The wedding was attended by a host of Broadway stars, including Gary Beach, Lee Roy Reams, Karen Ziemba, Conrad John Schuck, Tommy Tune, Sandy Duncan, Linda Lavin and Joel Grey.

Marcia Lewis was born in Melrose, MA, and raised in Cincinnati, OH. She was a registered nurse at the The University of Cincinnati and Mount Sinai Hospital, New York, receiving her RN from the Jewish Hospital School of Nursing, Cincinnati.

She appeared at the Off-Broadway Theatre of the Zanies in An Impudent Wolf (1965), the Players Theatre in Who's Who Baby? (1968), and Playwrights Horizons in Romance Language in 1984 and When She Danced in 1990. She also had an extensive cabaret career, appeared in a 2002 benefit concert of Funny Girl, and starred in productions of Nunsense.

Nunsense creator and director Dan Goggin told on Dec. 21, "Marcia Lewis played Sister Mary Hubert in the first 'star' company of Nunsense with Kaye Ballard and Jaye P. Morgan.She was nothing short of brilliant!
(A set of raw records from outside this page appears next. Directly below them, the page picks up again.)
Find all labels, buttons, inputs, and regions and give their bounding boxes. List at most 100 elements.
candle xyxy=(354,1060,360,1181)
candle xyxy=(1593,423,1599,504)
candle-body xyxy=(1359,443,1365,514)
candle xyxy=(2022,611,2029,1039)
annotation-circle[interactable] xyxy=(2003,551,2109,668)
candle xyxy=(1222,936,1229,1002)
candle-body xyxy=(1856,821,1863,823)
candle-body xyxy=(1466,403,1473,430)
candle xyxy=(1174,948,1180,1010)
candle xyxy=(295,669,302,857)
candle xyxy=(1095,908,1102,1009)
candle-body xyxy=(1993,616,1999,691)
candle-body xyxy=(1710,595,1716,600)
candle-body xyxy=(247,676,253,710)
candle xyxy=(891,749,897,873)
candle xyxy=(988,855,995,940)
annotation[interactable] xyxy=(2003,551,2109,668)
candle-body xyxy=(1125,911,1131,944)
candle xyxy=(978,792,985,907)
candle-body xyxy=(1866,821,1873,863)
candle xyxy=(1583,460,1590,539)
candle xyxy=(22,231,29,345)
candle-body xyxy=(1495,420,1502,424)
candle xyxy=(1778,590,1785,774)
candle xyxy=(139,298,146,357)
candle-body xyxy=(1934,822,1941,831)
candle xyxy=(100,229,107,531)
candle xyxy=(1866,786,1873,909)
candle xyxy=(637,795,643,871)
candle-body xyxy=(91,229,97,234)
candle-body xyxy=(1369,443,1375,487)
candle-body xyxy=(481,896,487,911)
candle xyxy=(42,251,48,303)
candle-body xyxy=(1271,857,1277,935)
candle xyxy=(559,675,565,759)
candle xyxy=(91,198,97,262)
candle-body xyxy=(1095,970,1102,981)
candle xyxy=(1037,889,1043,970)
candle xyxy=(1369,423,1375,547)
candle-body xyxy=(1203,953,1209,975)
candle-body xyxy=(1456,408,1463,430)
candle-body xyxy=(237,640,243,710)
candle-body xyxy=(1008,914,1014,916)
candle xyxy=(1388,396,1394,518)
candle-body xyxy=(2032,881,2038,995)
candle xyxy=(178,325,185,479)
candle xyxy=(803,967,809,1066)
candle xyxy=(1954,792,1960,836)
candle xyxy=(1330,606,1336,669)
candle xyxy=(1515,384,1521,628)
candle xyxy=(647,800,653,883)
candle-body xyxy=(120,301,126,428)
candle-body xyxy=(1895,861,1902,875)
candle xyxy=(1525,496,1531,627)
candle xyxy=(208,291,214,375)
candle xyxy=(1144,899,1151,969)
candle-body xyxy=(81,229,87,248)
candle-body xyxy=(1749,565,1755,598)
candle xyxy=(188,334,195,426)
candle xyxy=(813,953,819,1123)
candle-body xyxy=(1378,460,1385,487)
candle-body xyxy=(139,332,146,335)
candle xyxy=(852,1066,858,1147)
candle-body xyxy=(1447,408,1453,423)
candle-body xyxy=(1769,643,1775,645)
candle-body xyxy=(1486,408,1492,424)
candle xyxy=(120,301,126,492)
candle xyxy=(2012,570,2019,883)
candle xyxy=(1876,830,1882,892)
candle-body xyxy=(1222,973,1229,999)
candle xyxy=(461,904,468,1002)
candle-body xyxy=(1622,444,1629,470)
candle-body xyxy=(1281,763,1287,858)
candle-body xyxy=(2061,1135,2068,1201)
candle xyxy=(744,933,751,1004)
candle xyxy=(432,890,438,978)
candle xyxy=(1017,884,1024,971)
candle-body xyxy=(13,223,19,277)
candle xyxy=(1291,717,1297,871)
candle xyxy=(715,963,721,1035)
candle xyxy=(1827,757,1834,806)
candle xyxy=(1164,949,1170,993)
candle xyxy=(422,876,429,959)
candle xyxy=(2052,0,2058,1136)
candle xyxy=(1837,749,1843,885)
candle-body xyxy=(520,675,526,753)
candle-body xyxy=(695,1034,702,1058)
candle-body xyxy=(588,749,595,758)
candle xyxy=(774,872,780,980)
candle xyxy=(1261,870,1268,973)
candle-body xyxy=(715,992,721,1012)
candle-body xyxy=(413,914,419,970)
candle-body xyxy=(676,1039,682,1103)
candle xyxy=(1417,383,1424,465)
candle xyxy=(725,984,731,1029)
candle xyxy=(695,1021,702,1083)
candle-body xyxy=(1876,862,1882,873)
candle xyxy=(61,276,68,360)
I remember she was very nervous about singing the gospel finale 'Holier Than Thou,' saying she didn't know if she could do gospel music. When she finished the number on the first night, the audience went wild and Marcia came off the stage ecstatic, saying, 'I feel just like Madonna!' I adored her."

Karen Ziemba, who took over the role of Roxie Hart in Chicago during Ms. Lewis' tenure in the show, told, "I just spoke to Marcia a few weeks ago. She told me she seldom picks up the phone, but had just come back into the kitchen to put a beautiful rose from her garden into a vase. Well, she indeed picked up, and there I was on the other end of the line, her with her rose in hand. Marcia was a beautiful rose of the highest order. Never had an unkind word to say about anyone, yet, as an actress, could play the most diabolical characters that you still cared about, because each one had a heart underneath and a smile as big as all outdoors. I will never forget her."

In 2001, after her honeymoon, the actress returned to the role of Matron "Mama" Morton of Chicago. She also toured with the show in 2003. She lived in Nashville, and considered herself retired from the business.